Para já os produtos da Casa do Portinho são distribuídos na Terceira já chegam a São Miguel e através de um distribuidor já chegam a Lisboa e ao Porto. São os Açores que absorvem a maior parte desta produção artesanal com a grande maioria a ser comercializada na ilha Terceira. “Mas temos um distribuidor em São Miguel – a Fat Tuna – que faz vendas porta-a-porta, e está planeada a entrada noutras superfícies comerciais. Quanto a exportação propriamente dita, a Fat Tuna acaba por enviar para Lisboa e Porto, que não é bem uma exportação mas é uma venda para fora da Região”, lembra o empresário. 
“Gostaríamos que os Açores continuassem a ter grande representação nas vendas. O que significava que as pessoas gostam dos produtos e eventualmente para turistas, uma espécie de exportação”, afirma Tiago Silva que acrescenta que a exportação não está ainda planeada porque “vai depender da evolução do projecto, mas em termos de vendas nacionais, se conseguíssemos entrar no mercado nacional e na Madeira era mais que interessante”. 
No entanto, ir além do território nacional pelo menos para já é algo que a empresa ainda não pensa por uma questão de logística e até de capacidade. “A exportação deste tipo de produto depende muito da cadeia logística e da capacidade produtiva. Das duas uma, ou conseguimos um contrato interessante com algum distribuidor relativamente pequeno ou então não conseguimos, porque não se consegue enviar contentores de frio daqui para França ou Espanha”, refere.
A qualidade do peixe dos Açores é superior e por isso é uma mais-valia usá-lo para defumar. Mas há peixes que são sazonais e é preciso fazer stock para ser posteriormente usado. Neste sentido, a Casa do Portinho faz a ultra-congelação de todo o peixe que usa “primeiro por uma questão de segurança alimentar, facilita a logística depois do sal, e uniformiza a produção propriamente dita”. É que, explica, os peixes “não são todos iguais e o facto de ser congelado e depois descongelado, uniformiza a salga, a secagem e todo o procedimento. Por isso fazemos stock para mais tarde usar”.

Pandemia ajudou
Sendo este um produto de alto valor acrescentado é agora mais valorizado, depois da pandemia. Tiago Silva diz que a pandemia “até acabou por apelar à consciencialização de Portugal, e dos Açores, para consumirmos o que é nosso, porque são produtos de qualidade, a bem de não haver uma extinção da economia nacional”. 
Desta forma o empresário entende que “houve uma certa valorização do que é nosso, e bem, que devia ter acontecido há mais tempo e não apenas devido à pandemia.
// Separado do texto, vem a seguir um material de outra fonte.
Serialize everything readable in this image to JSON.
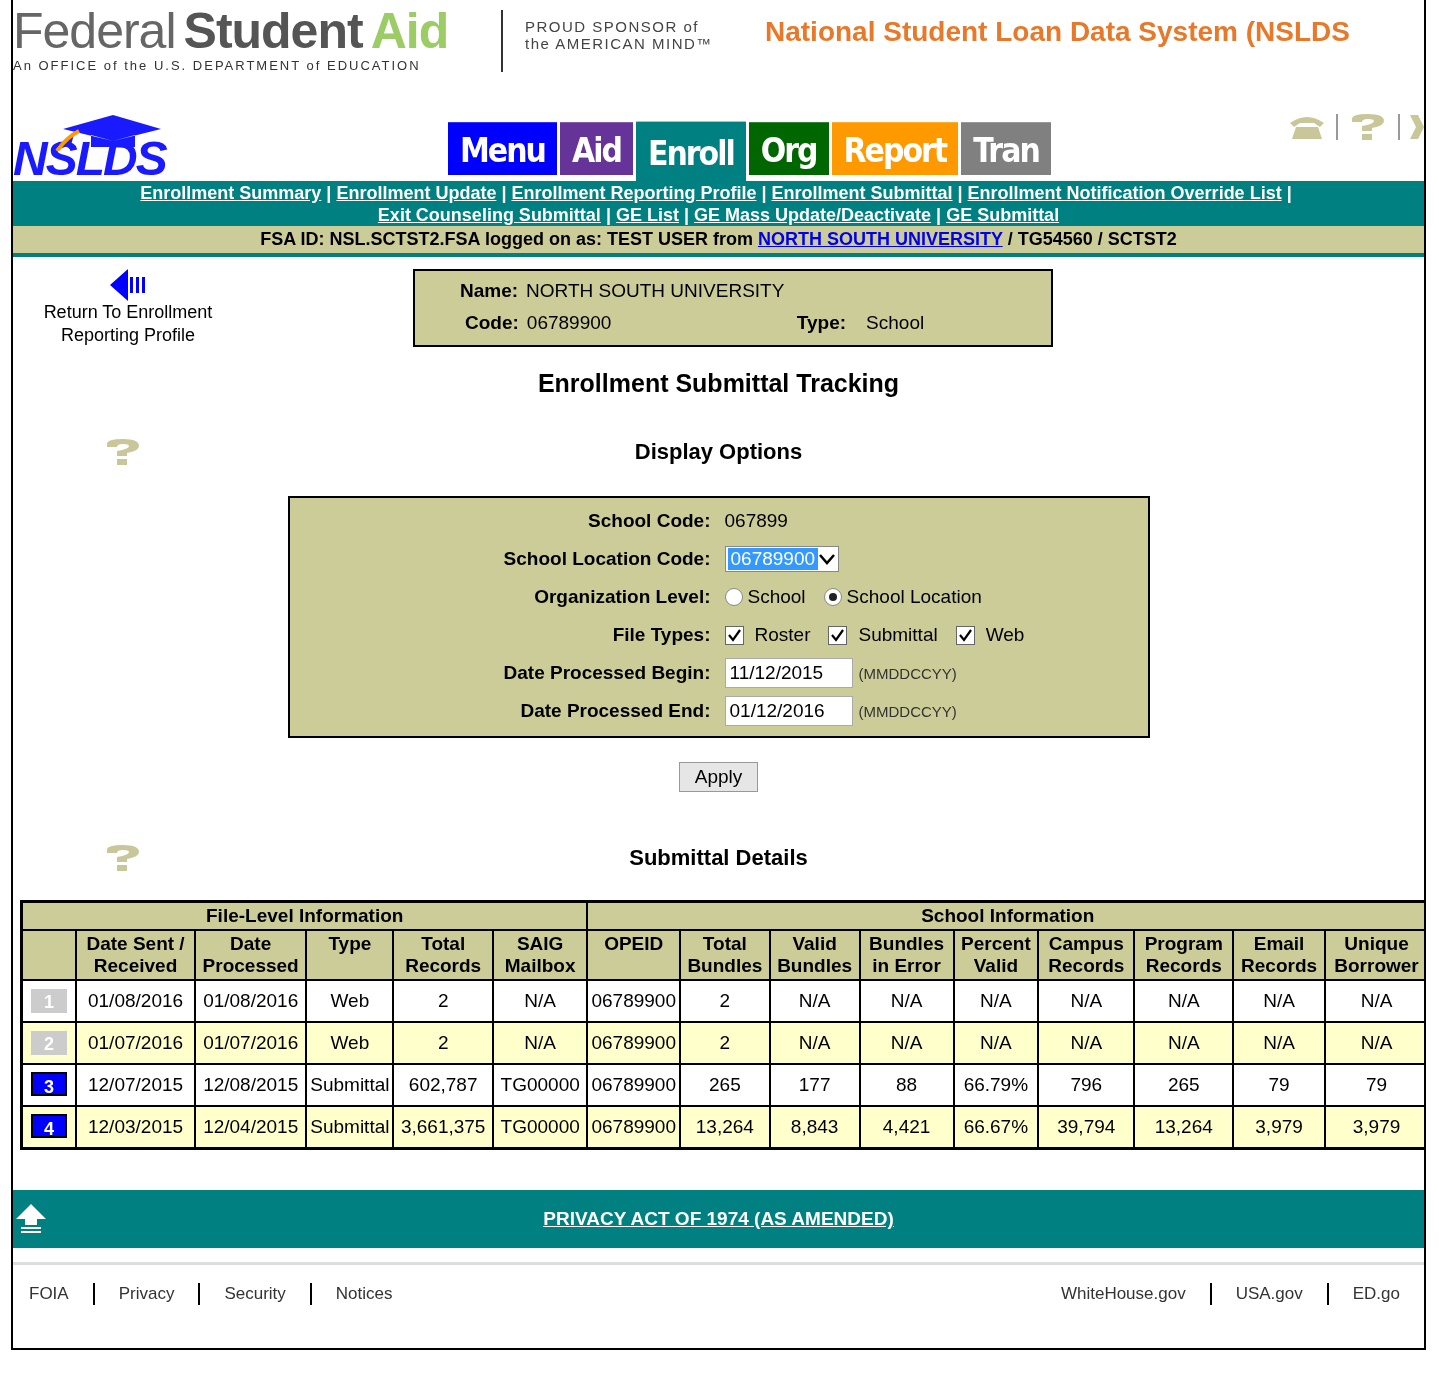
{
  "header": {
    "brand_words": [
      "Federal",
      "Student",
      "Aid"
    ],
    "brand_subtitle": "An OFFICE of the U.S. DEPARTMENT of EDUCATION",
    "sponsor_lines": [
      "PROUD SPONSOR of",
      "the AMERICAN MIND™"
    ],
    "system_title": "National Student Loan Data System (NSLDS",
    "logo_text": "NSLDS"
  },
  "tabs": [
    {
      "label": "Menu",
      "color": "#0000ff",
      "selected": false
    },
    {
      "label": "Aid",
      "color": "#663399",
      "selected": false
    },
    {
      "label": "Enroll",
      "color": "#008080",
      "selected": true
    },
    {
      "label": "Org",
      "color": "#006600",
      "selected": false
    },
    {
      "label": "Report",
      "color": "#ff9900",
      "selected": false
    },
    {
      "label": "Tran",
      "color": "#808080",
      "selected": false
    }
  ],
  "subnav": {
    "lines": [
      [
        {
          "label": "Enrollment Summary",
          "trail": "|"
        },
        {
          "label": "Enrollment Update",
          "trail": "|"
        },
        {
          "label": "Enrollment Reporting Profile",
          "trail": "|"
        },
        {
          "label": "Enrollment Submittal",
          "trail": "|"
        },
        {
          "label": "Enrollment Notification Override List",
          "trail": "|"
        }
      ],
      [
        {
          "label": "Exit Counseling Submittal",
          "trail": "|"
        },
        {
          "label": "GE List",
          "trail": "|"
        },
        {
          "label": "GE Mass Update/Deactivate",
          "trail": "|"
        },
        {
          "label": "GE Submittal"
        }
      ]
    ]
  },
  "login_bar": {
    "prefix": "FSA ID: NSL.SCTST2.FSA logged on as: TEST USER from",
    "school_link": "NORTH SOUTH UNIVERSITY",
    "suffix": "/ TG54560 / SCTST2"
  },
  "return_link": "Return To Enrollment Reporting Profile",
  "school_box": {
    "name_label": "Name:",
    "name": "NORTH SOUTH UNIVERSITY",
    "code_label": "Code:",
    "code": "06789900",
    "type_label": "Type:",
    "type": "School"
  },
  "page_title": "Enrollment Submittal Tracking",
  "display_options": {
    "title": "Display Options",
    "school_code_label": "School Code:",
    "school_code": "067899",
    "location_label": "School Location Code:",
    "location_value": "06789900",
    "org_label": "Organization Level:",
    "org_options": [
      {
        "label": "School",
        "selected": false
      },
      {
        "label": "School Location",
        "selected": true
      }
    ],
    "file_types_label": "File Types:",
    "file_types": [
      {
        "label": "Roster",
        "checked": true
      },
      {
        "label": "Submittal",
        "checked": true
      },
      {
        "label": "Web",
        "checked": true
      }
    ],
    "begin_label": "Date Processed Begin:",
    "begin_value": "11/12/2015",
    "end_label": "Date Processed End:",
    "end_value": "01/12/2016",
    "begin_hint": "(MMDDCCYY)",
    "end_hint": "(MMDDCCYY)",
    "apply": "Apply"
  },
  "details": {
    "title": "Submittal Details",
    "groups": [
      "File-Level Information",
      "School Information"
    ],
    "columns": [
      "Date Sent / Received",
      "Date Processed",
      "Type",
      "Total Records",
      "SAIG Mailbox",
      "OPEID",
      "Total Bundles",
      "Valid Bundles",
      "Bundles in Error",
      "Percent Valid",
      "Campus Records",
      "Program Records",
      "Email Records",
      "Unique Borrower"
    ],
    "rows": [
      {
        "number": "1",
        "disabled": true,
        "cells": [
          "01/08/2016",
          "01/08/2016",
          "Web",
          "2",
          "N/A",
          "06789900",
          "2",
          "N/A",
          "N/A",
          "N/A",
          "N/A",
          "N/A",
          "N/A",
          "N/A"
        ]
      },
      {
        "number": "2",
        "disabled": true,
        "cells": [
          "01/07/2016",
          "01/07/2016",
          "Web",
          "2",
          "N/A",
          "06789900",
          "2",
          "N/A",
          "N/A",
          "N/A",
          "N/A",
          "N/A",
          "N/A",
          "N/A"
        ]
      },
      {
        "number": "3",
        "disabled": false,
        "cells": [
          "12/07/2015",
          "12/08/2015",
          "Submittal",
          "602,787",
          "TG00000",
          "06789900",
          "265",
          "177",
          "88",
          "66.79%",
          "796",
          "265",
          "79",
          "79"
        ]
      },
      {
        "number": "4",
        "disabled": false,
        "cells": [
          "12/03/2015",
          "12/04/2015",
          "Submittal",
          "3,661,375",
          "TG00000",
          "06789900",
          "13,264",
          "8,843",
          "4,421",
          "66.67%",
          "39,794",
          "13,264",
          "3,979",
          "3,979"
        ]
      }
    ]
  },
  "privacy_link": "PRIVACY ACT OF 1974 (AS AMENDED)",
  "footer": {
    "left_links": [
      "FOIA",
      "Privacy",
      "Security",
      "Notices"
    ],
    "right_links": [
      "WhiteHouse.gov",
      "USA.gov",
      "ED.go"
    ]
  }
}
Houve uma consciencialização que o mercado interno é interessante e que aquilo que costumamos produzir é melhor ou equivalente ao que se faz noutros países”. Por isso Tiago Silva entende que a pandemia até “acabou por ser um facilitador” para o consumidor conhecer os produtos da Casa do Portinho e aceder a eles. 
Uma variedade de produtos regionais que alia o tradicional à inovação e que quer consolidar mercados para este produto de alto valor acrescentado.